We’ve written before about how Section 702 of the Foreign Surveillance Intelligence Act, or FISA, allows intelligence agencies to conduct “backdoor searches” to access the communications of Americans (including journalists) without a warrant, as long as they’re talking to someone outside the U.S. The sunset of Section 702 at the end of the year is a prime opportunity to end warrantless surveillance of Americans’ communications.

In addition, Congress must end other government spying powers like the “data broker loophole,” which lets law enforcement agencies simply buy data that they would otherwise need a warrant to obtain.
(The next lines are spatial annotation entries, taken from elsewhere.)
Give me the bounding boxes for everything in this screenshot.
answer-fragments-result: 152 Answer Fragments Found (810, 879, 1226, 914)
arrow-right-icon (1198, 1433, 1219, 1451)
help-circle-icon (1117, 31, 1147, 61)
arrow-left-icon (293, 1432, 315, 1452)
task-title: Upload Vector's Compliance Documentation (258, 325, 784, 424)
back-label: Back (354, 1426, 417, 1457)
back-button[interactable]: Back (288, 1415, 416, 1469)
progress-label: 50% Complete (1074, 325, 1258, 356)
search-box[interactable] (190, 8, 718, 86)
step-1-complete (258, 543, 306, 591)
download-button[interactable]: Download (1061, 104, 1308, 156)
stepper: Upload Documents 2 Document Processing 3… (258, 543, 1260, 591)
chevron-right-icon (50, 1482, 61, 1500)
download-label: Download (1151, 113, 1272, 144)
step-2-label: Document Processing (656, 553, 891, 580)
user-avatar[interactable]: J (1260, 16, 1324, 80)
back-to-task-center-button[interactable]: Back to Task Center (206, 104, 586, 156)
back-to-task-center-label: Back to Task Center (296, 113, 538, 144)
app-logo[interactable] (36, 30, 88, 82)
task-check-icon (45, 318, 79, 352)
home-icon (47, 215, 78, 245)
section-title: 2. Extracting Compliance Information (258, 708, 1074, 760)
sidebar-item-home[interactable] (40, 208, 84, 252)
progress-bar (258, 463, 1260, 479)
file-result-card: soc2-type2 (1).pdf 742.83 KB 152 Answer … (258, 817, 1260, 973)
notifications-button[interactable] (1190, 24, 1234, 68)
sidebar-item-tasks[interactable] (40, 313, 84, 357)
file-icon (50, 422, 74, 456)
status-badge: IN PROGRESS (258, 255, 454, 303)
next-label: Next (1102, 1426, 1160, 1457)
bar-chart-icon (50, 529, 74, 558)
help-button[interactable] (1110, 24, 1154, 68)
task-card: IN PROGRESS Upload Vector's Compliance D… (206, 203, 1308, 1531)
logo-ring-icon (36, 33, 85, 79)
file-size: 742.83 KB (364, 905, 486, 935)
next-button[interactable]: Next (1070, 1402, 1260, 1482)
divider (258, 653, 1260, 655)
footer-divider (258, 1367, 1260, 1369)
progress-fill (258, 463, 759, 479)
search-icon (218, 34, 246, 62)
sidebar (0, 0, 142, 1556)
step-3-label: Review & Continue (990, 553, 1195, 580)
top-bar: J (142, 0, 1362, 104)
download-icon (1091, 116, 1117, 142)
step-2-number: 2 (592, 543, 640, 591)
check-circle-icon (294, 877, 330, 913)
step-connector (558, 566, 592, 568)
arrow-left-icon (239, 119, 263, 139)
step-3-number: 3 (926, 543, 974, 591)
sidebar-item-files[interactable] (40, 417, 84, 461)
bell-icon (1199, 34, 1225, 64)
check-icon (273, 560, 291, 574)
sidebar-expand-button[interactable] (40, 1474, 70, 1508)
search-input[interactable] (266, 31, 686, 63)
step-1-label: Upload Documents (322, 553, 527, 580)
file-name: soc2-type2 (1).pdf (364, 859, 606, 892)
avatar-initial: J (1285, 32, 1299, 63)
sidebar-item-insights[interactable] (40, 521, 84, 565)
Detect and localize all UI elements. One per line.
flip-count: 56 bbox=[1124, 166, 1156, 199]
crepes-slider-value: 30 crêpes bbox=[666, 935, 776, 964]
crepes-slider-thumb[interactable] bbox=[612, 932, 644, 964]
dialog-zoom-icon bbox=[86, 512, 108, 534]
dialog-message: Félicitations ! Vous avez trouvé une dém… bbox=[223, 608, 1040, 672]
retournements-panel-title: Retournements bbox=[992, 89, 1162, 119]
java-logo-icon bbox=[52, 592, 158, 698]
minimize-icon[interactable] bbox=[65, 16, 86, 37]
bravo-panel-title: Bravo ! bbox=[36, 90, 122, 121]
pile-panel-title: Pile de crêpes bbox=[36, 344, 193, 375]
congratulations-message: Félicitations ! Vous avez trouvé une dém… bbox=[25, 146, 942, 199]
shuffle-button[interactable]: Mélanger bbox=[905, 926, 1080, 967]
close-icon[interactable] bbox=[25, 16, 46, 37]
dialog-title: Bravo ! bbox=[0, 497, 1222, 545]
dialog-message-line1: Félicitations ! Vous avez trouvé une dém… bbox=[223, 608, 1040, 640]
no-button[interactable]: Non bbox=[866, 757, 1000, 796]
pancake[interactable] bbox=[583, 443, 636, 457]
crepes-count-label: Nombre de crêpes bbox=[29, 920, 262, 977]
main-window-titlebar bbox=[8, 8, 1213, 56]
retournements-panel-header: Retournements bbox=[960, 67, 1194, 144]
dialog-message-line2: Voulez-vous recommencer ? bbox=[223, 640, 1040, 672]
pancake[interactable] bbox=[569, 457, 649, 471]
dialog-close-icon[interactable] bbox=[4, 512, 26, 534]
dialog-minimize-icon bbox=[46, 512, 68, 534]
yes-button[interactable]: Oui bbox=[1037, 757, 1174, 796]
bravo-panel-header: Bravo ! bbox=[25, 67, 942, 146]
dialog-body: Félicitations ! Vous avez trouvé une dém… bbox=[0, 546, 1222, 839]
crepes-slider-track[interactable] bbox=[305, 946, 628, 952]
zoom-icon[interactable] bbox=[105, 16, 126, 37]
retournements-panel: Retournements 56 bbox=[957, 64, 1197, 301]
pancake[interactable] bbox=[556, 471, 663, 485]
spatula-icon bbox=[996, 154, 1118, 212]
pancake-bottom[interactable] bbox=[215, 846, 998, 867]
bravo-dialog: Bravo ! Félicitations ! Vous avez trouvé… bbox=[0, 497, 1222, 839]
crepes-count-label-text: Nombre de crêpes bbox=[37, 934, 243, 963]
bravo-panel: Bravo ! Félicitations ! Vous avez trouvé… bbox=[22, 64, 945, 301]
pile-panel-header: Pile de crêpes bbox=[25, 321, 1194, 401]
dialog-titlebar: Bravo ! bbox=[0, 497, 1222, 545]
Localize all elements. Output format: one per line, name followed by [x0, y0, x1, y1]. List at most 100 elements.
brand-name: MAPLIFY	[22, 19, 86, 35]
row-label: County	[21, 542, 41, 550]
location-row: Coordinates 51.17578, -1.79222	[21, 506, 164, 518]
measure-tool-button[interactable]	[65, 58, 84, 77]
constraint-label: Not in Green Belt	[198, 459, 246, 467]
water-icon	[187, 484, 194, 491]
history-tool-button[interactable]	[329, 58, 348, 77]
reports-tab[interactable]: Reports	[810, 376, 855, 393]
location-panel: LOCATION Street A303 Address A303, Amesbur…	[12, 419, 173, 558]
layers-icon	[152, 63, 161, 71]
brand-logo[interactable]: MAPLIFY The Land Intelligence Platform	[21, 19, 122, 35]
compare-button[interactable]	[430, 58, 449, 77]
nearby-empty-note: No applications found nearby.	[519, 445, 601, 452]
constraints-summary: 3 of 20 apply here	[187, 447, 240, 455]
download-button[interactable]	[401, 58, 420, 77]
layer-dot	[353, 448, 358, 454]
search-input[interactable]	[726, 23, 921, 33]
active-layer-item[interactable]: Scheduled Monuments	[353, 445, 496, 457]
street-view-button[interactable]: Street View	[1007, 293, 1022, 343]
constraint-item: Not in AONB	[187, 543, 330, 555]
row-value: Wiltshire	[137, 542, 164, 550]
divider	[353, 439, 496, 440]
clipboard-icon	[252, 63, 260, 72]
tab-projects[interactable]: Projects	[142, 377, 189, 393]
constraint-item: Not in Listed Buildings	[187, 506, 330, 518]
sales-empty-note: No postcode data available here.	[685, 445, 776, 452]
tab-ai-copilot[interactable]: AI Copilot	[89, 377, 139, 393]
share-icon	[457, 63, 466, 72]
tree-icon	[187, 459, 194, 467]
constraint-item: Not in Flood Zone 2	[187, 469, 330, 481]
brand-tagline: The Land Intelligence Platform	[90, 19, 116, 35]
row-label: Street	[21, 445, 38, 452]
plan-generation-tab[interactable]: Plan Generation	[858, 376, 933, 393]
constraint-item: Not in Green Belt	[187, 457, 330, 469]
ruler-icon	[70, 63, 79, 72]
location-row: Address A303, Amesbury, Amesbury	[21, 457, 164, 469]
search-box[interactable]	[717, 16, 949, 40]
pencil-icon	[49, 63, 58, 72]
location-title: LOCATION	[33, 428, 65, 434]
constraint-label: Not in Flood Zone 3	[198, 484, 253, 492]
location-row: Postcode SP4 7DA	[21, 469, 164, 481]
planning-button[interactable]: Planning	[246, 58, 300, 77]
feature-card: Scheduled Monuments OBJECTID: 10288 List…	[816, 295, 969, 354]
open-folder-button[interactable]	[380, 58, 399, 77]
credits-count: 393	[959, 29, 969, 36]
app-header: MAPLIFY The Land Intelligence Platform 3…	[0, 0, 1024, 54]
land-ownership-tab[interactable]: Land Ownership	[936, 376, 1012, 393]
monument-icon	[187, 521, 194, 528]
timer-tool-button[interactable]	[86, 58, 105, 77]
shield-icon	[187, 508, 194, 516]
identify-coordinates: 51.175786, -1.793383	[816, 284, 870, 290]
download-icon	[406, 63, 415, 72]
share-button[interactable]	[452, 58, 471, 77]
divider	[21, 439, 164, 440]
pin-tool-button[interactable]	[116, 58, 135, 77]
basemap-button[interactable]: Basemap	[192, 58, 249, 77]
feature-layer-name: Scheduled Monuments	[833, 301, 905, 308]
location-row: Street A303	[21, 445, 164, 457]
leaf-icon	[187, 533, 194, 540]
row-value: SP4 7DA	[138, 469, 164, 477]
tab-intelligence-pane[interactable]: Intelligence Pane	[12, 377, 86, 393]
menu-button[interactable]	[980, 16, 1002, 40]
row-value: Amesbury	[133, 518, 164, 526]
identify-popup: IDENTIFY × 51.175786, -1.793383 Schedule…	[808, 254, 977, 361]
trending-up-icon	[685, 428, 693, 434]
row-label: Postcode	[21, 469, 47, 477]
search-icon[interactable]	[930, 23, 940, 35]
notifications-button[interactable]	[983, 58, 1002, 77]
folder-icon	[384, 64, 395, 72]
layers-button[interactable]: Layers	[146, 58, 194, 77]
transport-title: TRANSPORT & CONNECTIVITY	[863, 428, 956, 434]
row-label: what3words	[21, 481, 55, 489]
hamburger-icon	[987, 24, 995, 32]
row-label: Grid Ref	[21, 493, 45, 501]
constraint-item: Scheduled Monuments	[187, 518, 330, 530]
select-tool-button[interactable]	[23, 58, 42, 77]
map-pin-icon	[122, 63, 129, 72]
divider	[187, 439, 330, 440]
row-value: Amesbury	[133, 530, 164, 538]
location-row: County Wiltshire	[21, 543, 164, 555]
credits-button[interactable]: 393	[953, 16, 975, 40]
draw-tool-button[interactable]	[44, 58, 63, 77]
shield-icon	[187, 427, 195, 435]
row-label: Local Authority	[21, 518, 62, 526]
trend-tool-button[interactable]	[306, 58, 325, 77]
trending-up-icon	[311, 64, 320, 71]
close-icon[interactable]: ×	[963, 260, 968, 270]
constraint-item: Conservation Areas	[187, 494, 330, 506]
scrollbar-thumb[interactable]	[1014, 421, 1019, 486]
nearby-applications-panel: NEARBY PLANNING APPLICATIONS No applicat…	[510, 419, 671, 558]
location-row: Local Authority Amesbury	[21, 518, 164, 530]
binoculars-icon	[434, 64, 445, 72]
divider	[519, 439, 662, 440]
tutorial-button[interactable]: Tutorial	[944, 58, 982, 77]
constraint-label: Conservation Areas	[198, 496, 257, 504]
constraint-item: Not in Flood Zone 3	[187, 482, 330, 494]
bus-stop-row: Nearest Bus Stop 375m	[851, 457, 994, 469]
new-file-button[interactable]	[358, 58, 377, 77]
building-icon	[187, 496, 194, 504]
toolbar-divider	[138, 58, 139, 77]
Surveillance reform bill on the table

The Government Surveillance Reform Act — a bill sponsored by Sens. Ron Wyden and Mike Lee and Reps. Warren Davidson and Zoe Lofgren — would address these concerns. Among other things, it would prohibit backdoor searches of Americans’ communications in criminal investigations without a warrant, with a few limited exceptions, and close the data broker loophole.

Instead, the Biden administration is pushing Congress to reauthorize Section 702 without significant reforms. FBI Director Christopher Wray has claimed that internal controls have increased agents’ compliance with the law, making legislative reforms unnecessary.

Yet it would be a mistake to reauthorize Section 702 without significant restrictions. The government has demonstrated that it can’t be trusted to police its own surveillance powers. Even after the internal controls touted by Wray were put into place, the FBI’s own audit found that there were 8,000 warrantless FBI searches last year that were out of compliance with FISA.

To buy themselves more time, some lawmakers are considering adding a short-term reauthorization of Section 702 to the National Defense Authorization Act, which Congress must pass by the end of the year. This, too, would be a mistake. To ram Section 702 reauthorization through Congress with the NDAA is unnecessary and risks encouraging further extensions of the law, as a coalition of civil society organizations including Freedom of the Press Foundation (FPF) have warned.

Congress shouldn’t need more evidence that government surveillance needs to be restricted, nor any more time to gather it. Congress must act now to reform Section 702 and close other surveillance loopholes to protect the civil liberties and privacy of millions of Americans — including journalists and their sources.